I think the graph you shared that kicked off this mini-education discussion might need a little more examination, tbh. The weasel words there are "state schools". For HE stats like this the Universities, particularly the most exclusive ones for their own purposes, like to shine the best light on "state school" stats. They love nothing better than kids who have been put through privileged, private education from prep to GCSE who then sit their A levels at a state (often selective) school. They're classed as "state school" kids because of that L3 experience. After that they also love the state grammar school kids who make up way above their 5% national figure in the most exclusive HE intakes.

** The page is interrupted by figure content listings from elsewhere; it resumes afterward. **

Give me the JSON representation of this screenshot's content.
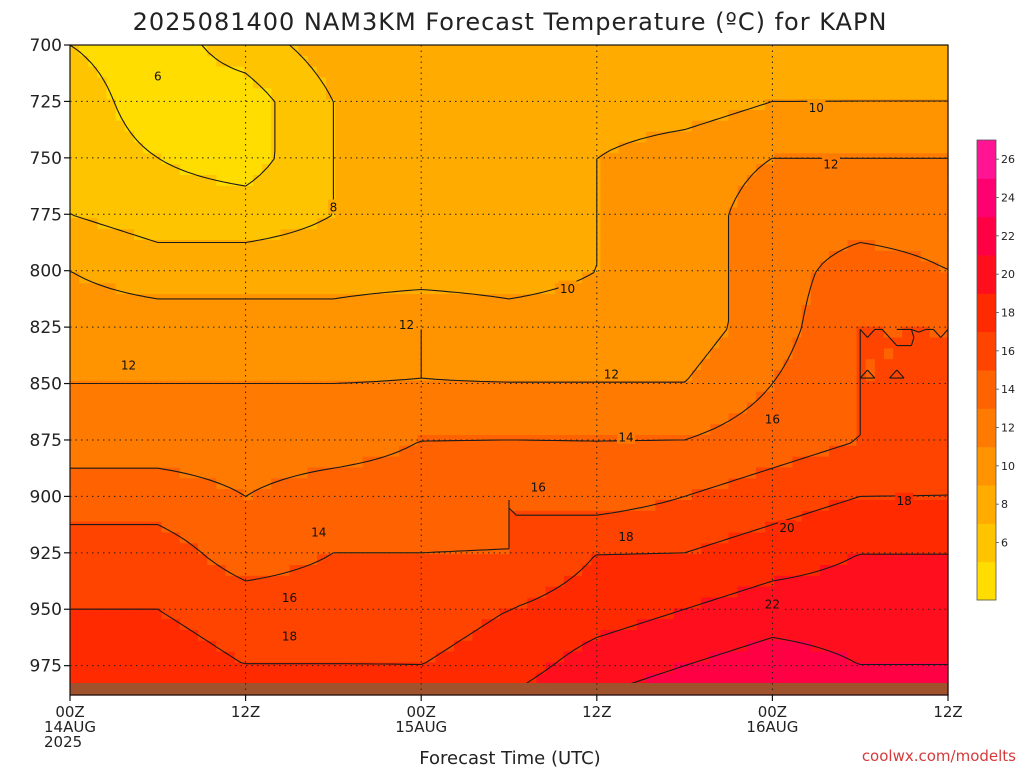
{
  "colors": {
    "background": "#ffffff",
    "ground": "#a0522d",
    "contour_line": "#1a1a1a",
    "credit": "#d63a3a"
  },
  "chart_data": {
    "type": "heatmap",
    "title": "2025081400 NAM3KM Forecast Temperature (ºC) for KAPN",
    "xlabel": "Forecast Time (UTC)",
    "ylabel": "",
    "credit": "coolwx.com/modelts",
    "x_hours": [
      0,
      6,
      12,
      18,
      24,
      30,
      36,
      42,
      48,
      54,
      60
    ],
    "xlim": [
      0,
      60
    ],
    "x_ticks": [
      {
        "hour": 0,
        "lines": [
          "00Z",
          "14AUG",
          "2025"
        ]
      },
      {
        "hour": 12,
        "lines": [
          "12Z"
        ]
      },
      {
        "hour": 24,
        "lines": [
          "00Z",
          "15AUG"
        ]
      },
      {
        "hour": 36,
        "lines": [
          "12Z"
        ]
      },
      {
        "hour": 48,
        "lines": [
          "00Z",
          "16AUG"
        ]
      },
      {
        "hour": 60,
        "lines": [
          "12Z"
        ]
      }
    ],
    "pressure_levels_hpa": [
      700,
      725,
      750,
      775,
      800,
      825,
      850,
      875,
      900,
      925,
      950,
      975,
      988
    ],
    "ylim": [
      700,
      988
    ],
    "y_ticks": [
      700,
      725,
      750,
      775,
      800,
      825,
      850,
      875,
      900,
      925,
      950,
      975
    ],
    "y_axis_inverted": true,
    "ground_level_hpa": 988,
    "temperature_c": [
      [
        6,
        5,
        7,
        9,
        9,
        9,
        9,
        9,
        8,
        9,
        9
      ],
      [
        7,
        5,
        5,
        8,
        9,
        9,
        9,
        9,
        10,
        10,
        10
      ],
      [
        7,
        6,
        5,
        8,
        9,
        9,
        10,
        11,
        12,
        12,
        12
      ],
      [
        8,
        7,
        7,
        8,
        9,
        9,
        10,
        11,
        13,
        13,
        13
      ],
      [
        10,
        9,
        9,
        9,
        9,
        9,
        10,
        11,
        13,
        15,
        14
      ],
      [
        11,
        11,
        11,
        11,
        12,
        11,
        11,
        11,
        13,
        16,
        16
      ],
      [
        12,
        12,
        12,
        12,
        12,
        12,
        12,
        12,
        14,
        16,
        16
      ],
      [
        13,
        13,
        13,
        13,
        14,
        14,
        14,
        14,
        15,
        16,
        17
      ],
      [
        15,
        15,
        14,
        15,
        15,
        16,
        15,
        16,
        17,
        18,
        18
      ],
      [
        17,
        17,
        15,
        16,
        16,
        16,
        18,
        18,
        19,
        20,
        20
      ],
      [
        18,
        18,
        17,
        17,
        17,
        18,
        19,
        20,
        21,
        21,
        21
      ],
      [
        19,
        19,
        18,
        18,
        18,
        19,
        21,
        22,
        23,
        22,
        22
      ],
      [
        20,
        20,
        20,
        20,
        19,
        20,
        22,
        23,
        24,
        23,
        23
      ]
    ],
    "contour_levels_c": [
      6,
      8,
      10,
      12,
      14,
      16,
      18,
      20,
      22
    ],
    "contour_labels": [
      {
        "text": "6",
        "hour": 6,
        "hpa": 714
      },
      {
        "text": "8",
        "hour": 18,
        "hpa": 772
      },
      {
        "text": "10",
        "hour": 34,
        "hpa": 808
      },
      {
        "text": "10",
        "hour": 51,
        "hpa": 728
      },
      {
        "text": "12",
        "hour": 4,
        "hpa": 842
      },
      {
        "text": "12",
        "hour": 23,
        "hpa": 824
      },
      {
        "text": "12",
        "hour": 37,
        "hpa": 846
      },
      {
        "text": "12",
        "hour": 52,
        "hpa": 753
      },
      {
        "text": "14",
        "hour": 17,
        "hpa": 916
      },
      {
        "text": "14",
        "hour": 38,
        "hpa": 874
      },
      {
        "text": "16",
        "hour": 15,
        "hpa": 945
      },
      {
        "text": "16",
        "hour": 32,
        "hpa": 896
      },
      {
        "text": "16",
        "hour": 48,
        "hpa": 866
      },
      {
        "text": "18",
        "hour": 15,
        "hpa": 962
      },
      {
        "text": "18",
        "hour": 38,
        "hpa": 918
      },
      {
        "text": "18",
        "hour": 57,
        "hpa": 902
      },
      {
        "text": "20",
        "hour": 49,
        "hpa": 914
      },
      {
        "text": "22",
        "hour": 48,
        "hpa": 948
      }
    ],
    "colorbar": {
      "labels": [
        "6",
        "8",
        "10",
        "12",
        "14",
        "16",
        "18",
        "20",
        "22",
        "24",
        "26"
      ],
      "bins": [
        {
          "min": 4,
          "max": 6,
          "color": "#ffdd00"
        },
        {
          "min": 6,
          "max": 8,
          "color": "#ffc400"
        },
        {
          "min": 8,
          "max": 10,
          "color": "#ffab00"
        },
        {
          "min": 10,
          "max": 12,
          "color": "#ff9400"
        },
        {
          "min": 12,
          "max": 14,
          "color": "#ff7a00"
        },
        {
          "min": 14,
          "max": 16,
          "color": "#ff6200"
        },
        {
          "min": 16,
          "max": 18,
          "color": "#ff4400"
        },
        {
          "min": 18,
          "max": 20,
          "color": "#ff2a00"
        },
        {
          "min": 20,
          "max": 22,
          "color": "#ff0f1e"
        },
        {
          "min": 22,
          "max": 24,
          "color": "#ff0045"
        },
        {
          "min": 24,
          "max": 26,
          "color": "#ff0070"
        },
        {
          "min": 26,
          "max": 28,
          "color": "#ff1493"
        }
      ]
    },
    "grid": true,
    "legend_position": "right"
  }
}
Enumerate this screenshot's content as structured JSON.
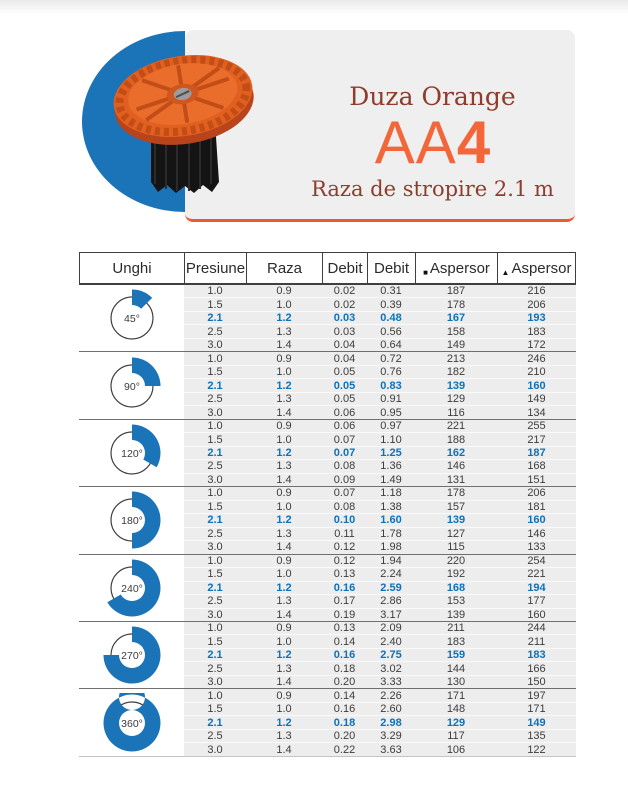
{
  "hero": {
    "title": "Duza Orange",
    "model_light": "AA",
    "model_bold": "4",
    "subtitle": "Raza de stropire 2.1 m"
  },
  "colors": {
    "accent_blue": "#1b73b8",
    "highlight_text_blue": "#0d72ba",
    "accent_orange": "#f2663a",
    "heading_maroon": "#8e3c2c",
    "rule_orange": "#e85c33",
    "row_background": "#ededed",
    "card_background": "#efefef"
  },
  "table": {
    "headers": [
      "Unghi",
      "Presiune",
      "Raza",
      "Debit",
      "Debit",
      "Aspersor",
      "Aspersor"
    ],
    "header_markers": {
      "5": "■",
      "6": "▲"
    },
    "highlight_pressure": "2.1",
    "groups": [
      {
        "angle_label": "45°",
        "angle_deg": 45,
        "rows": [
          [
            "1.0",
            "0.9",
            "0.02",
            "0.31",
            "187",
            "216"
          ],
          [
            "1.5",
            "1.0",
            "0.02",
            "0.39",
            "178",
            "206"
          ],
          [
            "2.1",
            "1.2",
            "0.03",
            "0.48",
            "167",
            "193"
          ],
          [
            "2.5",
            "1.3",
            "0.03",
            "0.56",
            "158",
            "183"
          ],
          [
            "3.0",
            "1.4",
            "0.04",
            "0.64",
            "149",
            "172"
          ]
        ]
      },
      {
        "angle_label": "90°",
        "angle_deg": 90,
        "rows": [
          [
            "1.0",
            "0.9",
            "0.04",
            "0.72",
            "213",
            "246"
          ],
          [
            "1.5",
            "1.0",
            "0.05",
            "0.76",
            "182",
            "210"
          ],
          [
            "2.1",
            "1.2",
            "0.05",
            "0.83",
            "139",
            "160"
          ],
          [
            "2.5",
            "1.3",
            "0.05",
            "0.91",
            "129",
            "149"
          ],
          [
            "3.0",
            "1.4",
            "0.06",
            "0.95",
            "116",
            "134"
          ]
        ]
      },
      {
        "angle_label": "120°",
        "angle_deg": 120,
        "rows": [
          [
            "1.0",
            "0.9",
            "0.06",
            "0.97",
            "221",
            "255"
          ],
          [
            "1.5",
            "1.0",
            "0.07",
            "1.10",
            "188",
            "217"
          ],
          [
            "2.1",
            "1.2",
            "0.07",
            "1.25",
            "162",
            "187"
          ],
          [
            "2.5",
            "1.3",
            "0.08",
            "1.36",
            "146",
            "168"
          ],
          [
            "3.0",
            "1.4",
            "0.09",
            "1.49",
            "131",
            "151"
          ]
        ]
      },
      {
        "angle_label": "180°",
        "angle_deg": 180,
        "rows": [
          [
            "1.0",
            "0.9",
            "0.07",
            "1.18",
            "178",
            "206"
          ],
          [
            "1.5",
            "1.0",
            "0.08",
            "1.38",
            "157",
            "181"
          ],
          [
            "2.1",
            "1.2",
            "0.10",
            "1.60",
            "139",
            "160"
          ],
          [
            "2.5",
            "1.3",
            "0.11",
            "1.78",
            "127",
            "146"
          ],
          [
            "3.0",
            "1.4",
            "0.12",
            "1.98",
            "115",
            "133"
          ]
        ]
      },
      {
        "angle_label": "240°",
        "angle_deg": 240,
        "rows": [
          [
            "1.0",
            "0.9",
            "0.12",
            "1.94",
            "220",
            "254"
          ],
          [
            "1.5",
            "1.0",
            "0.13",
            "2.24",
            "192",
            "221"
          ],
          [
            "2.1",
            "1.2",
            "0.16",
            "2.59",
            "168",
            "194"
          ],
          [
            "2.5",
            "1.3",
            "0.17",
            "2.86",
            "153",
            "177"
          ],
          [
            "3.0",
            "1.4",
            "0.19",
            "3.17",
            "139",
            "160"
          ]
        ]
      },
      {
        "angle_label": "270°",
        "angle_deg": 270,
        "rows": [
          [
            "1.0",
            "0.9",
            "0.13",
            "2.09",
            "211",
            "244"
          ],
          [
            "1.5",
            "1.0",
            "0.14",
            "2.40",
            "183",
            "211"
          ],
          [
            "2.1",
            "1.2",
            "0.16",
            "2.75",
            "159",
            "183"
          ],
          [
            "2.5",
            "1.3",
            "0.18",
            "3.02",
            "144",
            "166"
          ],
          [
            "3.0",
            "1.4",
            "0.20",
            "3.33",
            "130",
            "150"
          ]
        ]
      },
      {
        "angle_label": "360°",
        "angle_deg": 360,
        "rows": [
          [
            "1.0",
            "0.9",
            "0.14",
            "2.26",
            "171",
            "197"
          ],
          [
            "1.5",
            "1.0",
            "0.16",
            "2.60",
            "148",
            "171"
          ],
          [
            "2.1",
            "1.2",
            "0.18",
            "2.98",
            "129",
            "149"
          ],
          [
            "2.5",
            "1.3",
            "0.20",
            "3.29",
            "117",
            "135"
          ],
          [
            "3.0",
            "1.4",
            "0.22",
            "3.63",
            "106",
            "122"
          ]
        ]
      }
    ]
  }
}
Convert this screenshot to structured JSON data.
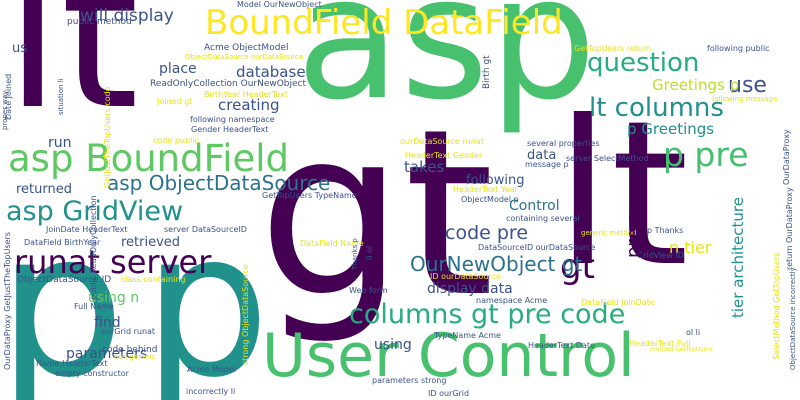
{
  "palette": {
    "dark_purple": "#440154",
    "deep_blue": "#3b528b",
    "blue": "#33638d",
    "teal": "#21918c",
    "sea_green": "#27ad81",
    "green": "#5ec962",
    "light_green": "#7ad151",
    "yellow": "#fde725",
    "gold": "#e5e419"
  },
  "words": [
    {
      "text": "lt",
      "color": "#440154"
    },
    {
      "text": "asp",
      "color": "#48c16e"
    },
    {
      "text": "lt",
      "color": "#440154"
    },
    {
      "text": "gt",
      "color": "#440154"
    },
    {
      "text": "p",
      "color": "#21918c"
    },
    {
      "text": "p",
      "color": "#21918c"
    },
    {
      "text": "User Control",
      "color": "#48c16e"
    },
    {
      "text": "BoundField DataField",
      "color": "#fde725"
    },
    {
      "text": "asp BoundField",
      "color": "#5ec962"
    },
    {
      "text": "p pre",
      "color": "#44bf70"
    },
    {
      "text": "gt",
      "color": "#440154"
    },
    {
      "text": "question",
      "color": "#27ad81"
    },
    {
      "text": "lt columns",
      "color": "#21918c"
    },
    {
      "text": "columns gt pre code",
      "color": "#27ad81"
    },
    {
      "text": "asp GridView",
      "color": "#21918c"
    },
    {
      "text": "runat server",
      "color": "#440154"
    },
    {
      "text": "asp ObjectDataSource",
      "color": "#2c728e"
    },
    {
      "text": "OurNewObject gt",
      "color": "#2c728e"
    },
    {
      "text": "use",
      "color": "#3b528b"
    },
    {
      "text": "will display",
      "color": "#3b528b"
    },
    {
      "text": "database",
      "color": "#3b528b"
    },
    {
      "text": "place",
      "color": "#3b528b"
    },
    {
      "text": "creating",
      "color": "#3b528b"
    },
    {
      "text": "Greetings p",
      "color": "#bddf26"
    },
    {
      "text": "p Greetings",
      "color": "#21918c"
    },
    {
      "text": "code pre",
      "color": "#3b528b"
    },
    {
      "text": "display data",
      "color": "#3b528b"
    },
    {
      "text": "using n",
      "color": "#5ec962"
    },
    {
      "text": "find",
      "color": "#3b528b"
    },
    {
      "text": "parameters",
      "color": "#3b528b"
    },
    {
      "text": "returned",
      "color": "#3b528b"
    },
    {
      "text": "retrieved",
      "color": "#3b528b"
    },
    {
      "text": "takes",
      "color": "#3b528b"
    },
    {
      "text": "following",
      "color": "#3b528b"
    },
    {
      "text": "Control",
      "color": "#2c728e"
    },
    {
      "text": "data",
      "color": "#3b528b"
    },
    {
      "text": "run",
      "color": "#3b528b"
    },
    {
      "text": "us",
      "color": "#3b528b"
    },
    {
      "text": "n tier",
      "color": "#e5e419"
    },
    {
      "text": "using",
      "color": "#3b528b"
    },
    {
      "text": "code behind",
      "color": "#3b528b"
    },
    {
      "text": "public method",
      "color": "#3b528b"
    },
    {
      "text": "Acme ObjectModel",
      "color": "#3b528b"
    },
    {
      "text": "Model OurNewObject",
      "color": "#3b528b"
    },
    {
      "text": "ObjectDataSource ourDataSource",
      "color": "#e5e419"
    },
    {
      "text": "ReadOnlyCollection OurNewObject",
      "color": "#3b528b"
    },
    {
      "text": "BirthYear HeaderText",
      "color": "#e5e419"
    },
    {
      "text": "Joined gt",
      "color": "#e5e419"
    },
    {
      "text": "following namespace",
      "color": "#3b528b"
    },
    {
      "text": "Gender HeaderText",
      "color": "#3b528b"
    },
    {
      "text": "code public",
      "color": "#e5e419"
    },
    {
      "text": "several properties",
      "color": "#3b528b"
    },
    {
      "text": "server SelectMethod",
      "color": "#3b528b"
    },
    {
      "text": "ourDataSource runat",
      "color": "#e5e419"
    },
    {
      "text": "HeaderText Gender",
      "color": "#e5e419"
    },
    {
      "text": "message p",
      "color": "#3b528b"
    },
    {
      "text": "HeaderText Year",
      "color": "#e5e419"
    },
    {
      "text": "ObjectModel p",
      "color": "#3b528b"
    },
    {
      "text": "GetTopUsers TypeName",
      "color": "#3b528b"
    },
    {
      "text": "server DataSourceID",
      "color": "#3b528b"
    },
    {
      "text": "DataField Name",
      "color": "#e5e419"
    },
    {
      "text": "DataField BirthYear",
      "color": "#3b528b"
    },
    {
      "text": "JoinDate HeaderText",
      "color": "#3b528b"
    },
    {
      "text": "ObjectDataSource ID",
      "color": "#3b528b"
    },
    {
      "text": "class containing",
      "color": "#e5e419"
    },
    {
      "text": "DataSourceID ourDataSource",
      "color": "#3b528b"
    },
    {
      "text": "GridView ID",
      "color": "#3b528b"
    },
    {
      "text": "containing several",
      "color": "#3b528b"
    },
    {
      "text": "generic method",
      "color": "#e5e419"
    },
    {
      "text": "p Thanks",
      "color": "#3b528b"
    },
    {
      "text": "ID ourDataSource",
      "color": "#e5e419"
    },
    {
      "text": "Full Name",
      "color": "#3b528b"
    },
    {
      "text": "ourGrid runat",
      "color": "#3b528b"
    },
    {
      "text": "Web form",
      "color": "#3b528b"
    },
    {
      "text": "namespace Acme",
      "color": "#3b528b"
    },
    {
      "text": "DataField JoinDate",
      "color": "#e5e419"
    },
    {
      "text": "non generic",
      "color": "#e5e419"
    },
    {
      "text": "Name HeaderText",
      "color": "#3b528b"
    },
    {
      "text": "empty constructor",
      "color": "#3b528b"
    },
    {
      "text": "Acme Model",
      "color": "#3b528b"
    },
    {
      "text": "TypeName Acme",
      "color": "#3b528b"
    },
    {
      "text": "HeaderText Date",
      "color": "#3b528b"
    },
    {
      "text": "HeaderText Full",
      "color": "#e5e419"
    },
    {
      "text": "method GetTopUsers",
      "color": "#e5e419"
    },
    {
      "text": "ol li",
      "color": "#3b528b"
    },
    {
      "text": "parameters strong",
      "color": "#3b528b"
    },
    {
      "text": "incorrectly li",
      "color": "#3b528b"
    },
    {
      "text": "ID ourGrid",
      "color": "#3b528b"
    },
    {
      "text": "GetTopUsers return",
      "color": "#e5e419"
    },
    {
      "text": "following public",
      "color": "#3b528b"
    },
    {
      "text": "following message",
      "color": "#e5e419"
    },
    {
      "text": "Birth gt",
      "color": "#3b528b"
    },
    {
      "text": "tier architecture",
      "color": "#21918c"
    },
    {
      "text": "pre p",
      "color": "#440154"
    },
    {
      "text": "return OurDataProxy",
      "color": "#3b528b"
    },
    {
      "text": "SelectMethod GetTopUsers",
      "color": "#e5e419"
    },
    {
      "text": "ObjectDataSource incorrectly",
      "color": "#3b528b"
    },
    {
      "text": "public ReadOnlyCollection",
      "color": "#3b528b"
    },
    {
      "text": "GetJustTheTopUsers code",
      "color": "#e5e419"
    },
    {
      "text": "situation li",
      "color": "#3b528b"
    },
    {
      "text": "Date Joined",
      "color": "#3b528b"
    },
    {
      "text": "proper way",
      "color": "#3b528b"
    },
    {
      "text": "OurDataProxy GetJustTheTopUsers",
      "color": "#3b528b"
    },
    {
      "text": "strong ObjectDataSource",
      "color": "#e5e419"
    },
    {
      "text": "Thanks p",
      "color": "#3b528b"
    },
    {
      "text": "li ol",
      "color": "#3b528b"
    },
    {
      "text": "OurDataProxy",
      "color": "#3b528b"
    }
  ]
}
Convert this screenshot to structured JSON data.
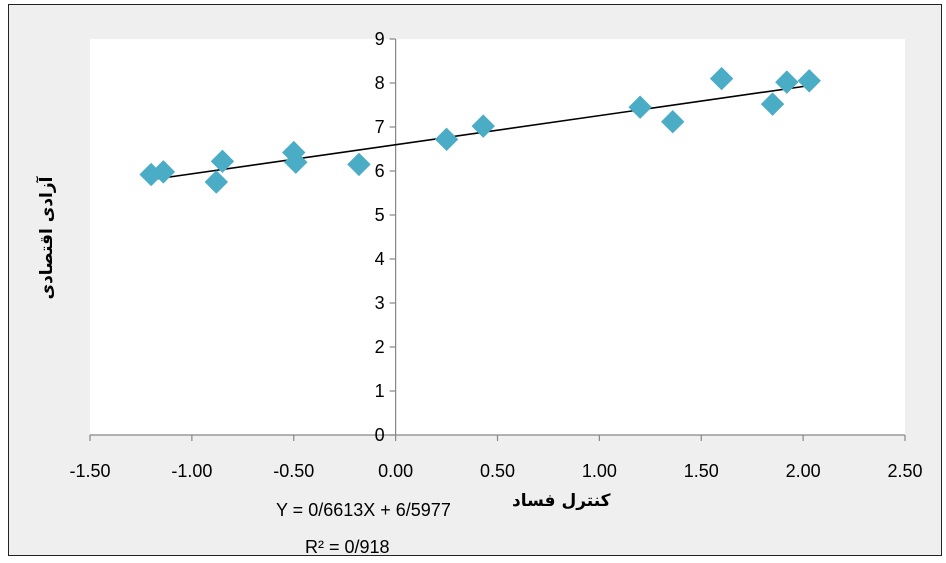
{
  "chart_data": {
    "type": "scatter",
    "title": "",
    "xlabel": "کنترل فساد",
    "ylabel": "آزادی اقتصادی",
    "xlim": [
      -1.5,
      2.5
    ],
    "ylim": [
      0,
      9
    ],
    "x_ticks": [
      "-1.50",
      "-1.00",
      "-0.50",
      "0.00",
      "0.50",
      "1.00",
      "1.50",
      "2.00",
      "2.50"
    ],
    "y_ticks": [
      "0",
      "1",
      "2",
      "3",
      "4",
      "5",
      "6",
      "7",
      "8",
      "9"
    ],
    "grid": false,
    "legend": "none",
    "marker": "diamond",
    "marker_color": "#4bacc6",
    "trendline_color": "#000000",
    "series": [
      {
        "points": [
          {
            "x": -1.2,
            "y": 5.92
          },
          {
            "x": -1.14,
            "y": 5.98
          },
          {
            "x": -0.88,
            "y": 5.75
          },
          {
            "x": -0.85,
            "y": 6.22
          },
          {
            "x": -0.5,
            "y": 6.42
          },
          {
            "x": -0.49,
            "y": 6.2
          },
          {
            "x": -0.18,
            "y": 6.15
          },
          {
            "x": 0.25,
            "y": 6.72
          },
          {
            "x": 0.43,
            "y": 7.02
          },
          {
            "x": 1.2,
            "y": 7.45
          },
          {
            "x": 1.36,
            "y": 7.12
          },
          {
            "x": 1.6,
            "y": 8.1
          },
          {
            "x": 1.85,
            "y": 7.52
          },
          {
            "x": 1.92,
            "y": 8.02
          },
          {
            "x": 2.03,
            "y": 8.05
          }
        ]
      }
    ],
    "trendline": {
      "x_range": [
        -1.2,
        2.03
      ],
      "equation": "Y = 0/6613X + 6/5977",
      "r_squared": "R² = 0/918"
    }
  }
}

So we have to be wary of figures that show "state school" classification without any qualification and without any indication of socio-economic background. Even the HE stats that do attempt to factor in socio-economic data (deprivation) do so on the basis of mean figures for geographic units, not the kids themselves.
I think this chat started by looking at how Sunak's moderately wealthy, middle class parents had bought him a privileged education and it seems that such an ability and determination applies to many in immigrant demographics. This shouldn't really be a surprise as international immigrants do always represent sub-sets of their sending populations; by definition an immigrant must have the determination to seek a better life, be open-minded to making that in a distant place, have the ambition and guts to break from what they know and, in many cases, the economic where-with-all to make the move.
None of which changes my view that private schools and grammar schools should be banned.